How does this technology work? I'd think it would have to have a huge cache of video to make this work.
Update: I checked IntoNow and this is what they say:
"IntoNow, which is based our patented platform SoundPrint, analyzes the ambient audio being generated from your television in three-second increments. The audio is then converted into a “fingerprint”—basically, the show’s unique signature for ID—that is matched on the back-end to our reference set (which covers 130 channels of live broadcasting and has more than five years history). Once we make a match, we return all the metadata associated with that show and episode—things like title, description, cast, and associate links. This all happens in seconds."
So it actually uses the audio, which is much better, although I watch a lot of TV with CC in bed.
I still don't know how they analyze shows airing for the first time. They could recognize voices, but what if an actor opens in two different TV shows?
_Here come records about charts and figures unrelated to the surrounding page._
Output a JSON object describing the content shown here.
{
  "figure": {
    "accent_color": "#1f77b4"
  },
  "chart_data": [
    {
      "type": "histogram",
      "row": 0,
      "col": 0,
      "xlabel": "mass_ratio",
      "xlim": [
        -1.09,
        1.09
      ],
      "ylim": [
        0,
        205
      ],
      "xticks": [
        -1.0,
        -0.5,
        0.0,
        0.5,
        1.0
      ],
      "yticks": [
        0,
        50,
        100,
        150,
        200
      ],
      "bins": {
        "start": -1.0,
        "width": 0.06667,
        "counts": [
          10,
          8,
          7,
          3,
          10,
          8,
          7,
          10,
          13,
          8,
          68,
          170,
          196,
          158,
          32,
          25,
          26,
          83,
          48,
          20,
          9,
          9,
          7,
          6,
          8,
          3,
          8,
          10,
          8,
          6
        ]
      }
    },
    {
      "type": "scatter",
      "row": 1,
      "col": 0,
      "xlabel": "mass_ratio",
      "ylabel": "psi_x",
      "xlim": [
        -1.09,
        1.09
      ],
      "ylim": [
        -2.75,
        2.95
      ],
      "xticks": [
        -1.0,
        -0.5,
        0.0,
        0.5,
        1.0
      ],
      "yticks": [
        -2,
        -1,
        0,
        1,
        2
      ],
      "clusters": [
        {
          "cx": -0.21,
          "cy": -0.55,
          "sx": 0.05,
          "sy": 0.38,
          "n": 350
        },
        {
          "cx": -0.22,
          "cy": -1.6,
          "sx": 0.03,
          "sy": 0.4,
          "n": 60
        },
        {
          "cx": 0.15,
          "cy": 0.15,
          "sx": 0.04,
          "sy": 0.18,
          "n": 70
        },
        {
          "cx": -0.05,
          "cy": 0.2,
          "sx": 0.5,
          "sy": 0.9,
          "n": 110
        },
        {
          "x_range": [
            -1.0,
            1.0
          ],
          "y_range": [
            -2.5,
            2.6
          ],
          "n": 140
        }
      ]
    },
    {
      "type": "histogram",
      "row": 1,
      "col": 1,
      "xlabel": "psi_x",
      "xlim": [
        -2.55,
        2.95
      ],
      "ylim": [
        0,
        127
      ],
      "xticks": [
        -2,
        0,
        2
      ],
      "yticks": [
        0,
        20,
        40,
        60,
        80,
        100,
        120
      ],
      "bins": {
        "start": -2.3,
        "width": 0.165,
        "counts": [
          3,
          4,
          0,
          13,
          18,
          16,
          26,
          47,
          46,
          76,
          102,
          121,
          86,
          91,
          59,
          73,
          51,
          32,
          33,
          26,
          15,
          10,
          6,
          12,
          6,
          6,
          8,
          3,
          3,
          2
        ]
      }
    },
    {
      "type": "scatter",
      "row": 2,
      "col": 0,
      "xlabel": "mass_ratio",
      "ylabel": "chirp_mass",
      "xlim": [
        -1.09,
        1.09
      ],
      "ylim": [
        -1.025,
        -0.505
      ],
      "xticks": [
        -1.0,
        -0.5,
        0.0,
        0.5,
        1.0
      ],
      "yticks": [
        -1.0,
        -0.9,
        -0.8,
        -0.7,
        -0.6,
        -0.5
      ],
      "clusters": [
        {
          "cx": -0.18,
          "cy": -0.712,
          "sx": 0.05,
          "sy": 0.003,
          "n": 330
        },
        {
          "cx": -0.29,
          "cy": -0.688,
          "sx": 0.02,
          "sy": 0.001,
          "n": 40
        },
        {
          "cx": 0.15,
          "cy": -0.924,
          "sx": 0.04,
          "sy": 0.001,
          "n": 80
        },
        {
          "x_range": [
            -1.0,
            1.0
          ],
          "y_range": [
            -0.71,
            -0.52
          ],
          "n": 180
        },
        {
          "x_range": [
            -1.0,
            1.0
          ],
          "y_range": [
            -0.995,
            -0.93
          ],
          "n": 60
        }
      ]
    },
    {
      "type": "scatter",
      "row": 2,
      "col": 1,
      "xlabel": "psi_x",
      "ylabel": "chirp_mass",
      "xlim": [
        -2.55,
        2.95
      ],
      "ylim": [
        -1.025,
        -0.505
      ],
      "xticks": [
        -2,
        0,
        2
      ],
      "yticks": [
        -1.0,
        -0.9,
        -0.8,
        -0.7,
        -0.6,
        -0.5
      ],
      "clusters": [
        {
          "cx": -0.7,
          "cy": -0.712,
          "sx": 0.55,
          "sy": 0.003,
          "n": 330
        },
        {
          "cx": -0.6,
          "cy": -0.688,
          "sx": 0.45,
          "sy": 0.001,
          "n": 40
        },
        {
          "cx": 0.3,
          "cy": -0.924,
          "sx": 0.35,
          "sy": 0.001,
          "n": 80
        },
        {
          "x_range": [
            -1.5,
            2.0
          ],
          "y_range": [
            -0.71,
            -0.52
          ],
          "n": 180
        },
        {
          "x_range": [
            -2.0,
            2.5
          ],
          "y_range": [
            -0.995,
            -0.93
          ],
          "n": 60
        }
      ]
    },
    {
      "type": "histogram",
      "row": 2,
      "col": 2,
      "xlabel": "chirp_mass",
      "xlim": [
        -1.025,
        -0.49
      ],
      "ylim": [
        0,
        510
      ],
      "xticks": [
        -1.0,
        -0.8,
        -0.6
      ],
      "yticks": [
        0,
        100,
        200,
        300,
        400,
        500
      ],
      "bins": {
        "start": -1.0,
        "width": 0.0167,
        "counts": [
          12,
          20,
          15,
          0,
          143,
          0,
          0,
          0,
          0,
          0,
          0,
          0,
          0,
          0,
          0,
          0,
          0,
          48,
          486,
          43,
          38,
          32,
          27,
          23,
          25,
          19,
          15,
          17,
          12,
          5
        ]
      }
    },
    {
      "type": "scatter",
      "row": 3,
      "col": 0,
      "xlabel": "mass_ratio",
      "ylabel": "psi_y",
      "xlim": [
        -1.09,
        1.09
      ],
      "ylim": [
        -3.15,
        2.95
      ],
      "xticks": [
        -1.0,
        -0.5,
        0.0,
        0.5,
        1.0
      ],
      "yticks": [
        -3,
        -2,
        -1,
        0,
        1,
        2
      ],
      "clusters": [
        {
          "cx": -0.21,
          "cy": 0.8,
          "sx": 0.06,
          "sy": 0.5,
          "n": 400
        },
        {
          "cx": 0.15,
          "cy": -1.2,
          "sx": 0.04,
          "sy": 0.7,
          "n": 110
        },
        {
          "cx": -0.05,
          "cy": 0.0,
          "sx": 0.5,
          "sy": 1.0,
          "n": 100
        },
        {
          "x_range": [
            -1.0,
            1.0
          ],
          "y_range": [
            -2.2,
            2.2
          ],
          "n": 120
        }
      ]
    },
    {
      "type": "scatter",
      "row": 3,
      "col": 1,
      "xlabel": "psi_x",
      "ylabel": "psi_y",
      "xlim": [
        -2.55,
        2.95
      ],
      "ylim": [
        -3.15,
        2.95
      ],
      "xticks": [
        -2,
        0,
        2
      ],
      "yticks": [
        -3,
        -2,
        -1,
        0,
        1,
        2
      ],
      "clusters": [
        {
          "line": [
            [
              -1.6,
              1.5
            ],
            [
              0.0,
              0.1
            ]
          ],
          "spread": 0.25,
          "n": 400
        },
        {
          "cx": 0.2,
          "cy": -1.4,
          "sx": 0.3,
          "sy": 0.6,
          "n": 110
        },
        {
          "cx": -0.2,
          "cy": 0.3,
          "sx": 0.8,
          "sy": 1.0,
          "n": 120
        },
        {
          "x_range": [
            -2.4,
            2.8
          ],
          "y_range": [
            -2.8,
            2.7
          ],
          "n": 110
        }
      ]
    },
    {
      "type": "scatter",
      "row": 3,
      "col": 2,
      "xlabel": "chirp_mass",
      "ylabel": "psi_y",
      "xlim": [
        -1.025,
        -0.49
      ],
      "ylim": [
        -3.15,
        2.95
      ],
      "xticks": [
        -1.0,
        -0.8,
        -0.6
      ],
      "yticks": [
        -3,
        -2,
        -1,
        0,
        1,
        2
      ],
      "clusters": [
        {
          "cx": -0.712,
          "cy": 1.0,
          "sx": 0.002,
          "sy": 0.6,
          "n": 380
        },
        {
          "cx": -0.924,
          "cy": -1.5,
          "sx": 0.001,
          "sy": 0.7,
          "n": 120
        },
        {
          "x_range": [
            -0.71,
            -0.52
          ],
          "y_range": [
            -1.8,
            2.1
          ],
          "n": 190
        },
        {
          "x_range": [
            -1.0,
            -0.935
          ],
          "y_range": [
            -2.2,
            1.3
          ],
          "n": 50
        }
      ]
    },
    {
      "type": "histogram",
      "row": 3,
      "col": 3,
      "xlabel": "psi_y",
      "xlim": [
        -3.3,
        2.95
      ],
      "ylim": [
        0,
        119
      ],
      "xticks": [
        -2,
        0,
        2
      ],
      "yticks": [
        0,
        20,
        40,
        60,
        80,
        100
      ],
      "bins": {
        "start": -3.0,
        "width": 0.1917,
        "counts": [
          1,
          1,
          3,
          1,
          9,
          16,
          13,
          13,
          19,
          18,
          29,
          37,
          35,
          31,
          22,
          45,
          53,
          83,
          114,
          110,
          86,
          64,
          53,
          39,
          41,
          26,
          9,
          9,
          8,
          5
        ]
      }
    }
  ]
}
Presumably if they're on the East Coast they get the shows first (at least for the major networks and national cable). And then if you're watching it at the same time, they're encoding in real time.
Update: I checked IntoNow and this is what they say:
"IntoNow, which is based our patented platform SoundPrint, analyzes the ambient audio being generated from your television in three-second increments. The audio is then converted into a “fingerprint”—basically, the show’s unique signature for ID—that is matched on the back-end to our reference set (which covers 130 channels of live broadcasting and has more than five years history). Once we make a match, we return all the metadata associated with that show and episode—things like title, description, cast, and associate links. This all happens in seconds."
So it actually uses the audio, which is much better, although I watch a lot of TV with CC in bed.